On its first day last Friday, “Paper Stories, Layered Dreams: The Art of Ekua Holmes,” a new show at the Museum of Fine Arts, Boston (MFA), was already full of visitors.
Organized by Meghan Melvin, the MFA’a curator of design, the exhibition presents about 40 works created over the past decade by Ekua Holmes. On view through January 23, the show features free-standing artworks by Holmes, a lifelong Roxbury resident, as well as her award-winning children’s book illustrations.
Commissioner and vice chair of the Boston Art Commission and associate director of MassArt’s Center for Art and Community Partnerships, Holmes, 66, attended the Elma Lewis School of Fine Arts, took studio classes at the MFA and in 1977 received a BFA in Photography from MassArt.
The first of two galleries features studio art produced between 2010-2014 and her first major illustration project, the children’s book “Voice of Freedom: Fannie Lou Hamer, Spirit of the Civil Rights Movement” (2015), by Carole Boston Weatherford. The gallery also shows a five-minute video interview with Holmes.
On view in the adjacent gallery are her illustrations from other published books, accompanied by wall texts written by participants in the MFA’s teen curatorial program.
In her illustrations for children’s books, Holmes portrays and celebrates the daily life of Black families in urban and rural settings, rendering scenes in a tropical palette. Her studio art presents closeups of individuals in whom she evokes traces of the history of a family, a neighborhood and a people.
Holmes often employs the bold forms and colors of Expressionism and the flat, abstract shapes of African art. She fashions many images from collages, a technique she has practiced since childhood. Collage suits the layering of times past and the present that deepen her work. Composed from fragments of discarded paper, fabrics, newsprint and books, their translucent layers of color and texture mimic the shimmering layers of memory, refracting and reflecting patterns of light as well as images of events across time.
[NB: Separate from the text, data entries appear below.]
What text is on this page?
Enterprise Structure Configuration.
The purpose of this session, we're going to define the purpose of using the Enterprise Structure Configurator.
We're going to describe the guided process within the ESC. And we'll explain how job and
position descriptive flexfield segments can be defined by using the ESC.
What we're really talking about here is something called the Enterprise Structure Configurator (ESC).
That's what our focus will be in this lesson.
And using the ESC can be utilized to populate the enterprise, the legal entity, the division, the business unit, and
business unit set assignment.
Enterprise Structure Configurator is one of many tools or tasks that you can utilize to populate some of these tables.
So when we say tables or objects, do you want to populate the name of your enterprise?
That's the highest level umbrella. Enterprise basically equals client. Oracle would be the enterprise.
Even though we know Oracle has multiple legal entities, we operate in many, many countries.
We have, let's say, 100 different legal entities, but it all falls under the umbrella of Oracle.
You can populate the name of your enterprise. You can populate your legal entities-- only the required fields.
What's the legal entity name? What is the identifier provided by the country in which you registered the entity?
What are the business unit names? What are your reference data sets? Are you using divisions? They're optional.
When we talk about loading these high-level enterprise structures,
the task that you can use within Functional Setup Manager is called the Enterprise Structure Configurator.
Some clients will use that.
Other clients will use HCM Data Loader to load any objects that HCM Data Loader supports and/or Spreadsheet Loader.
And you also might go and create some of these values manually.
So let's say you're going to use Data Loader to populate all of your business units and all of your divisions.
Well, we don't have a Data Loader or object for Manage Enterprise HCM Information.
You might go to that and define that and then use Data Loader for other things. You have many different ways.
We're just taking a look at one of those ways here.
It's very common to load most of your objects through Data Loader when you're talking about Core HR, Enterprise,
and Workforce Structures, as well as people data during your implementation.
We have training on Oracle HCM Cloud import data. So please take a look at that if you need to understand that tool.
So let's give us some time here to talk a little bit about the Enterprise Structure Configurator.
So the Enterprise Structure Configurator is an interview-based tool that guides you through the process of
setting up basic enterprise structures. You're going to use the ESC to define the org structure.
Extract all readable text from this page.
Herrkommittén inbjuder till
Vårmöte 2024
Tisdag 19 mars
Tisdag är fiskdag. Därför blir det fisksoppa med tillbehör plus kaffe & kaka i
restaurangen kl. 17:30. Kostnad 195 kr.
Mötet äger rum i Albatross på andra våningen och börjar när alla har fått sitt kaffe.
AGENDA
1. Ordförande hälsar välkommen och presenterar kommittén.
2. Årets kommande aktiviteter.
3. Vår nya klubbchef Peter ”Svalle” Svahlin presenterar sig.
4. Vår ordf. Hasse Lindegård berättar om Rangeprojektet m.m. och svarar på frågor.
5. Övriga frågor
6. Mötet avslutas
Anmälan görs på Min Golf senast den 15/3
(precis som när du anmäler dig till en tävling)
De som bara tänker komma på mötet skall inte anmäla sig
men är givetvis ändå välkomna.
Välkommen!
We know the people in her pictures, whom Holmes renders in their individuality while also evoking the community and era of which they are a part.
In the first gallery, “Looking Back” (2014), from “Voice of Freedom,” portrays a mature woman in a minimalist, sculpted style. Her face exudes enduring strength and her long gaze spans decades.
Nearby are large portraits by Holmes of her grandfather and her aunt, whom as a child she visited every summer in their hometown of Hope, Arkansas. They are part of a series she entitled “Idyll of the South,” a nod to a renowned mural by Aaron Douglas (1899-1979), “Idyll of the Deep South.” Both portraits are framed by wooden shutters, conjuring homes and lives left behind in the Great Migration. Accompanied by a shrine-like installation assembled from keepsakes and evocative curios, each is both an intimate rendering of a figure in a personal family album and a tribute to a shared history of Black Americans.
“Idyll of the South: Root of Jesse” (2012) is a closeup of her grandfather’s weathered, soulful face, its skin fractured in pieces of newsprint as if to reflect headlines and events of years past.
Below the portrait, a bouquet of cotton bolls rests on a large, yellowed Bible open to Isaiah 11:1, “A shoot will come up from the stump of Jesse; from his roots a Branch will bear fruit.”
A small, delicate cameo of her aunt is shown alongside the grand “Portrait of Aunt Mary” (2012), which shows a handsome woman reclining on the grass in front of a barn. Below it, Holmes has placed a vintage sewing table that displays a toy train and envelopes, items evoking the journeys and separations of the Great Migration.